By Jo Ciavaglia Staff writer, PhillyBurbs.com, updated 7/11/2011
Kim LeMoon hasn’t met Sam and Joan Ceccola, but she suspects they may have something in common.
LeMoon of northern New Jersey is part of a loose online community who has tested positive for the XMRV retrovirus, which has recently created a growing controversy within the medical research community.
Warminster resident Sam Ceccola, who has been diagnosed with either cancer, or a cancer reoccurrence, at least a dozen times since 1992, is also XMRV-positive.
His wife, Joan, has not been tested for XMRV.
But she has been diagnosed with fibromyalgia, a chronic disorder that shares many similarities with chronic fatigue syndrome, another disorder that some scientists believe is linked with XMRV.
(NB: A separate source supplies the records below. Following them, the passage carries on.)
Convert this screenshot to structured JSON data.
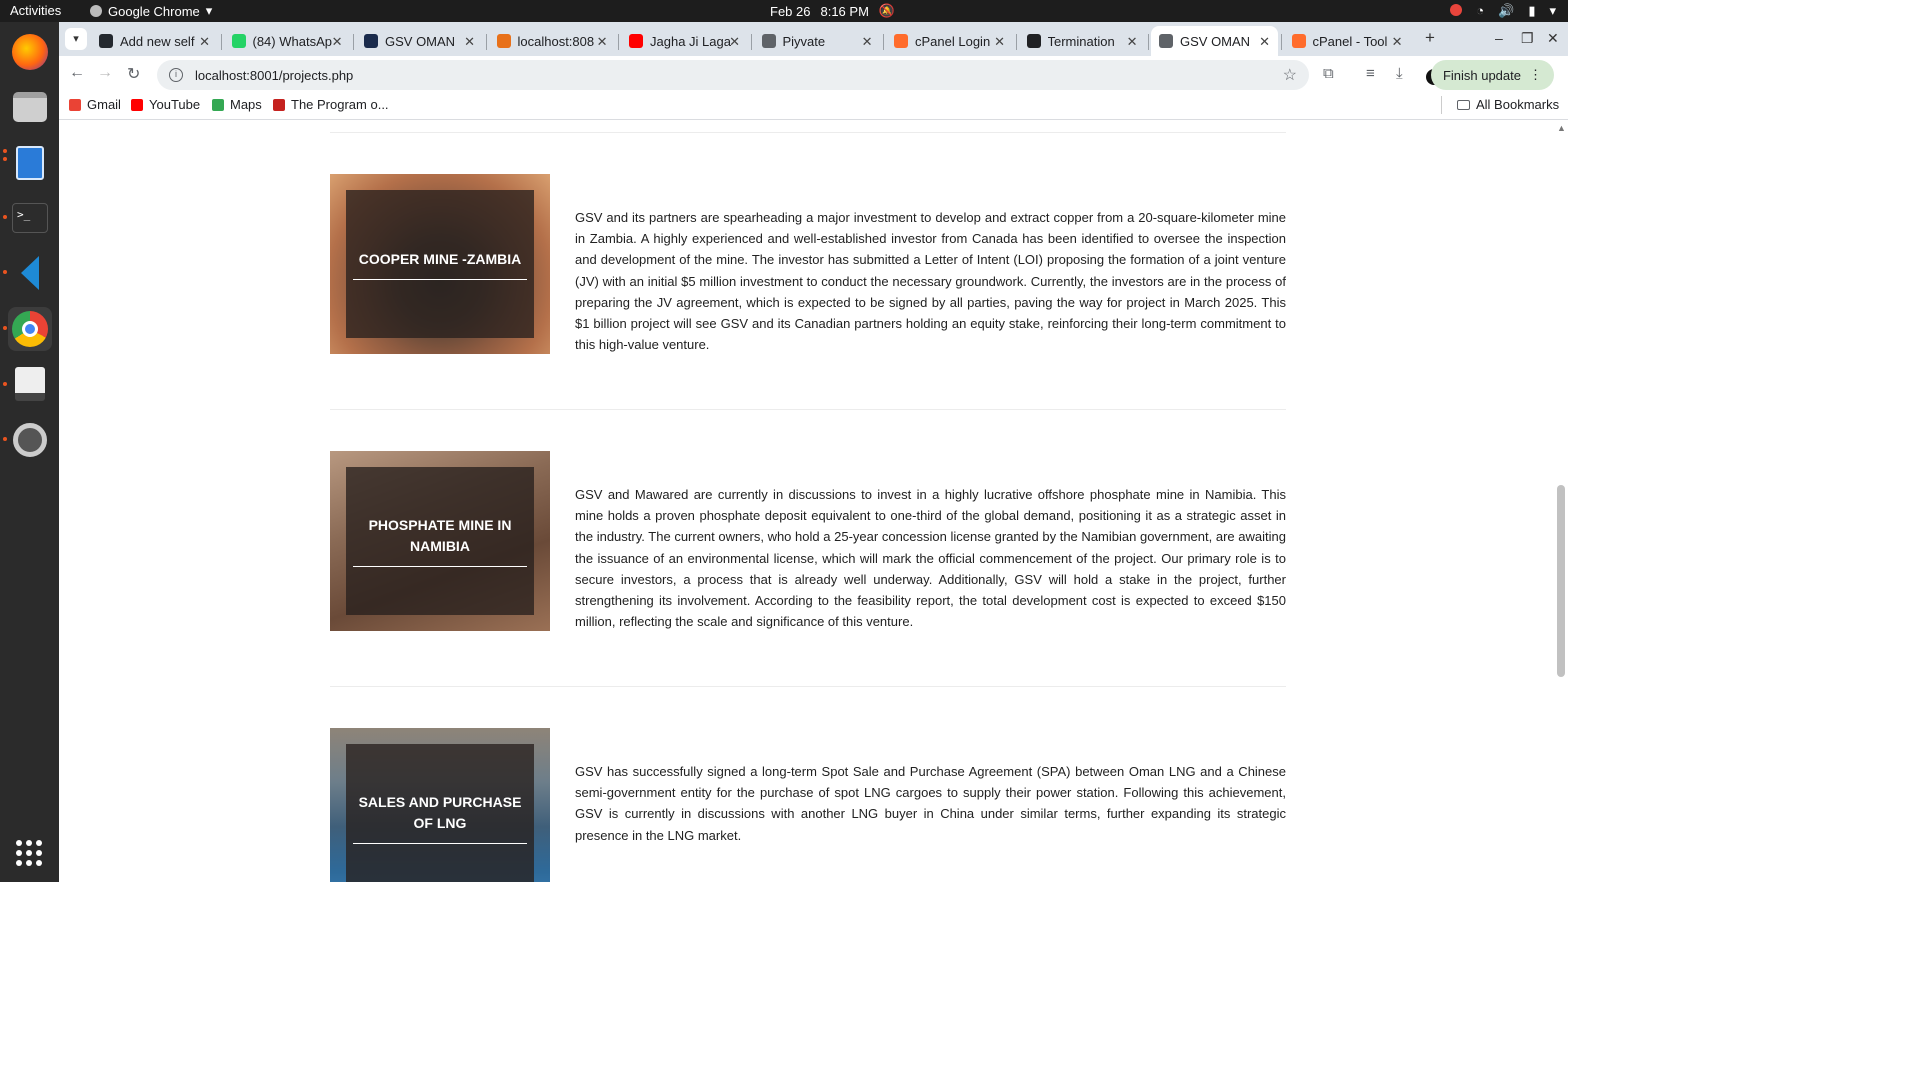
{
  "system_bar": {
    "activities": "Activities",
    "app_name": "Google Chrome",
    "date": "Feb 26",
    "time": "8:16 PM"
  },
  "dock": {
    "apps": [
      "firefox-icon",
      "files-icon",
      "writer-icon",
      "terminal-icon",
      "vscode-icon",
      "chrome-icon",
      "reader-icon",
      "settings-icon"
    ]
  },
  "browser": {
    "tabs": [
      {
        "title": "Add new self",
        "color": "#24292f"
      },
      {
        "title": "(84) WhatsAp",
        "color": "#25d366"
      },
      {
        "title": "GSV OMAN",
        "color": "#1a2b4c"
      },
      {
        "title": "localhost:808",
        "color": "#e8711a"
      },
      {
        "title": "Jagha Ji Laga",
        "color": "#ff0000"
      },
      {
        "title": "Piyvate",
        "color": "#5f6368"
      },
      {
        "title": "cPanel Login",
        "color": "#ff6c2c"
      },
      {
        "title": "Termination",
        "color": "#202124"
      },
      {
        "title": "GSV OMAN",
        "color": "#5f6368"
      },
      {
        "title": "cPanel - Tool",
        "color": "#ff6c2c"
      }
    ],
    "active_tab": 8,
    "url": "localhost:8001/projects.php",
    "finish_update": "Finish update",
    "bookmarks": [
      {
        "label": "Gmail",
        "color": "#ea4335"
      },
      {
        "label": "YouTube",
        "color": "#ff0000"
      },
      {
        "label": "Maps",
        "color": "#34a853"
      },
      {
        "label": "The Program o...",
        "color": "#c5221f"
      }
    ],
    "all_bookmarks": "All Bookmarks"
  },
  "projects": [
    {
      "title": "COOPER MINE -ZAMBIA",
      "description": "GSV and its partners are spearheading a major investment to develop and extract copper from a 20-square-kilometer mine in Zambia. A highly experienced and well-established investor from Canada has been identified to oversee the inspection and development of the mine. The investor has submitted a Letter of Intent (LOI) proposing the formation of a joint venture (JV) with an initial $5 million investment to conduct the necessary groundwork. Currently, the investors are in the process of preparing the JV agreement, which is expected to be signed by all parties, paving the way for project in March 2025. This $1 billion project will see GSV and its Canadian partners holding an equity stake, reinforcing their long-term commitment to this high-value venture."
    },
    {
      "title": "PHOSPHATE MINE IN NAMIBIA",
      "description": "GSV and Mawared are currently in discussions to invest in a highly lucrative offshore phosphate mine in Namibia. This mine holds a proven phosphate deposit equivalent to one-third of the global demand, positioning it as a strategic asset in the industry. The current owners, who hold a 25-year concession license granted by the Namibian government, are awaiting the issuance of an environmental license, which will mark the official commencement of the project. Our primary role is to secure investors, a process that is already well underway. Additionally, GSV will hold a stake in the project, further strengthening its involvement. According to the feasibility report, the total development cost is expected to exceed $150 million, reflecting the scale and significance of this venture."
    },
    {
      "title": "SALES AND PURCHASE OF LNG",
      "description": "GSV has successfully signed a long-term Spot Sale and Purchase Agreement (SPA) between Oman LNG and a Chinese semi-government entity for the purchase of spot LNG cargoes to supply their power station. Following this achievement, GSV is currently in discussions with another LNG buyer in China under similar terms, further expanding its strategic presence in the LNG market."
    }
  ]
}
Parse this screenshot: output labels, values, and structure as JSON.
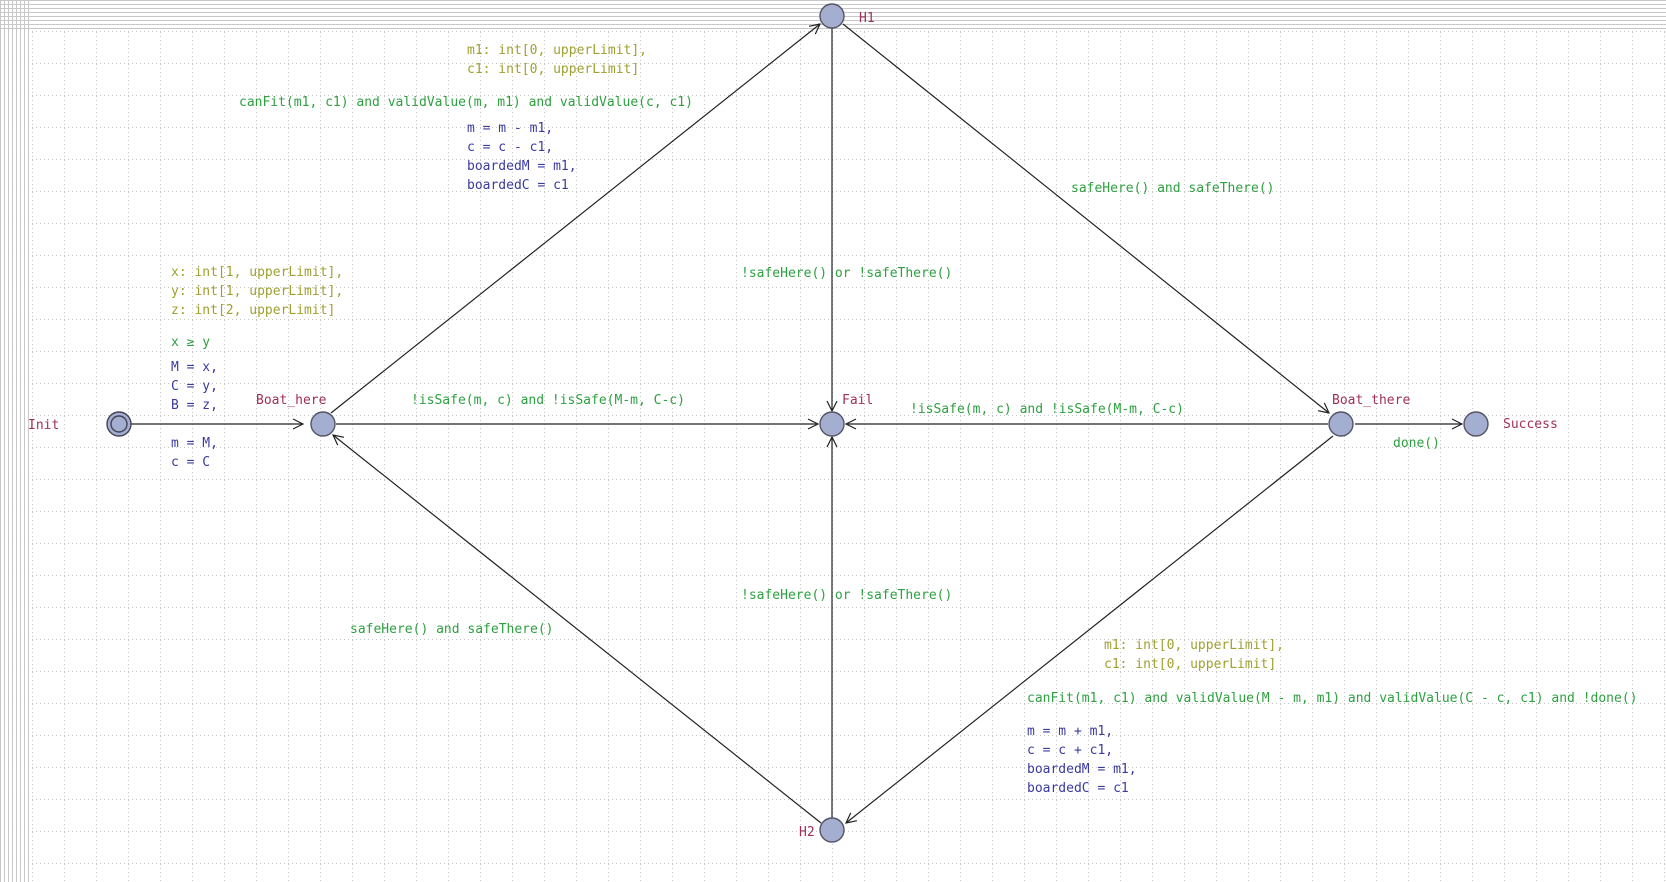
{
  "colors": {
    "location_fill": "#a3aed0",
    "location_stroke": "#555566",
    "edge": "#222222",
    "location_name": "#a0305a",
    "select": "#a0a030",
    "guard": "#2ea040",
    "update": "#3a3aa0"
  },
  "locations": {
    "init": "Init",
    "boat_here": "Boat_here",
    "h1": "H1",
    "fail": "Fail",
    "boat_there": "Boat_there",
    "success": "Success",
    "h2": "H2"
  },
  "edges": {
    "init_to_boat_here": {
      "select": [
        "x: int[1, upperLimit],",
        "y: int[1, upperLimit],",
        "z: int[2, upperLimit]"
      ],
      "guard": "x ≥ y",
      "update": [
        "M = x,",
        "C = y,",
        "B = z,",
        "",
        "m = M,",
        "c = C"
      ]
    },
    "boat_here_to_h1": {
      "select": [
        "m1: int[0, upperLimit],",
        "c1: int[0, upperLimit]"
      ],
      "guard": "canFit(m1, c1) and validValue(m, m1) and validValue(c, c1)",
      "update": [
        "m = m - m1,",
        "c = c - c1,",
        "boardedM = m1,",
        "boardedC = c1"
      ]
    },
    "h1_to_boat_there": {
      "guard": "safeHere() and safeThere()"
    },
    "h1_to_fail": {
      "guard": "!safeHere() or !safeThere()"
    },
    "boat_here_to_fail": {
      "guard": "!isSafe(m, c) and !isSafe(M-m, C-c)"
    },
    "boat_there_to_fail": {
      "guard": "!isSafe(m, c) and !isSafe(M-m, C-c)"
    },
    "boat_there_to_success": {
      "guard": "done()"
    },
    "h2_to_fail": {
      "guard": "!safeHere() or !safeThere()"
    },
    "h2_to_boat_here": {
      "guard": "safeHere() and safeThere()"
    },
    "boat_there_to_h2": {
      "select": [
        "m1: int[0, upperLimit],",
        "c1: int[0, upperLimit]"
      ],
      "guard": "canFit(m1, c1) and validValue(M - m, m1) and validValue(C - c, c1) and !done()",
      "update": [
        "m = m + m1,",
        "c = c + c1,",
        "boardedM = m1,",
        "boardedC = c1"
      ]
    }
  }
}
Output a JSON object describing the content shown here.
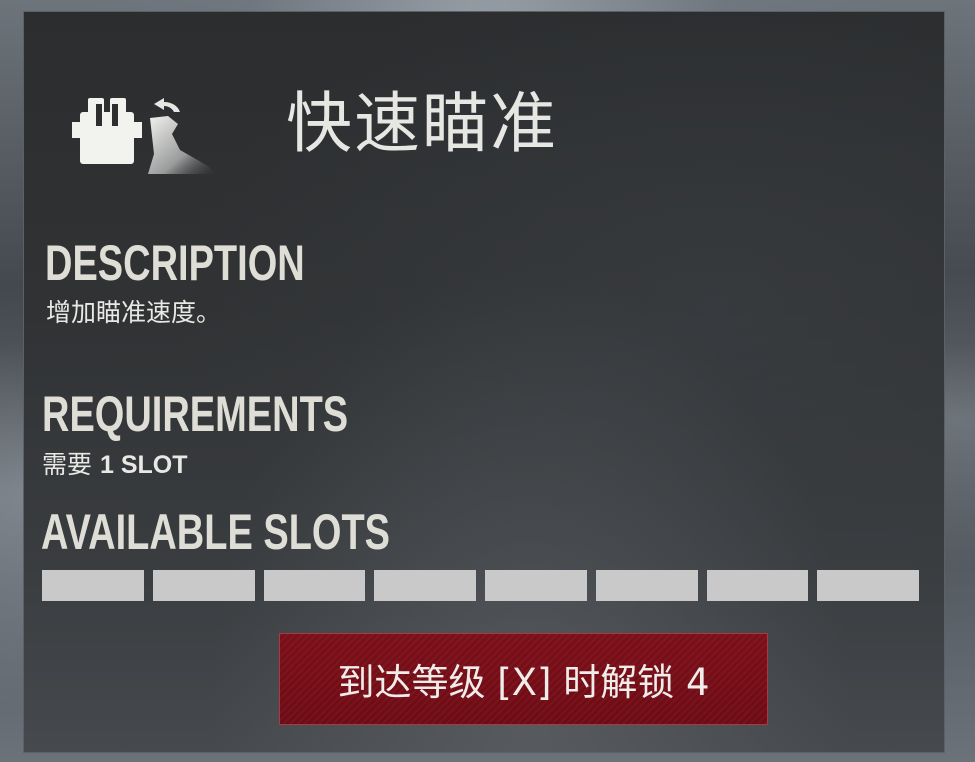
{
  "perk": {
    "title": "快速瞄准",
    "icon": "iron-sights-aim-speed-icon"
  },
  "description": {
    "heading": "DESCRIPTION",
    "text": "增加瞄准速度。"
  },
  "requirements": {
    "heading": "REQUIREMENTS",
    "prefix": "需要",
    "value": "1 SLOT"
  },
  "available_slots": {
    "heading": "AVAILABLE SLOTS",
    "total": 8,
    "filled_color": "#c9c9c9"
  },
  "unlock_button": {
    "label": "到达等级 [X] 时解锁 4"
  },
  "colors": {
    "panel_bg": "#2f3133",
    "text": "#deddd6",
    "button_bg": "#741019",
    "button_border": "#a83a44"
  }
}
So now LeMoon, who has chronic fatigue syndrome, is spearheading a grassroots effort to raise $550 to have Joan Ceccola tested. As of Friday, she said, $140 had been raised.
“This (test) could have real value, not only to Sam and Joan, but to everyone, as it could help further research into both cancer and (myalgic encephalopathy and chronic fatigue syndrome) and help us understand the connection between them,” she said.
The reason the results could be significant, she said, is because of the way retroviruses are transmitted, through body fluids such as blood, semen and breast milk.
Most people have never heard of XMRV or retroviruses. Only two other infectious human retroviruses have been identified with the most well known being HIV, the precursor to AIDS.
Retroviruses infect immune cells causing inflammatory diseases, neurological disease, immune deficiency and cancer. XMRV is part of a class of retroviruses known to cause cancers and other diseases in some mice.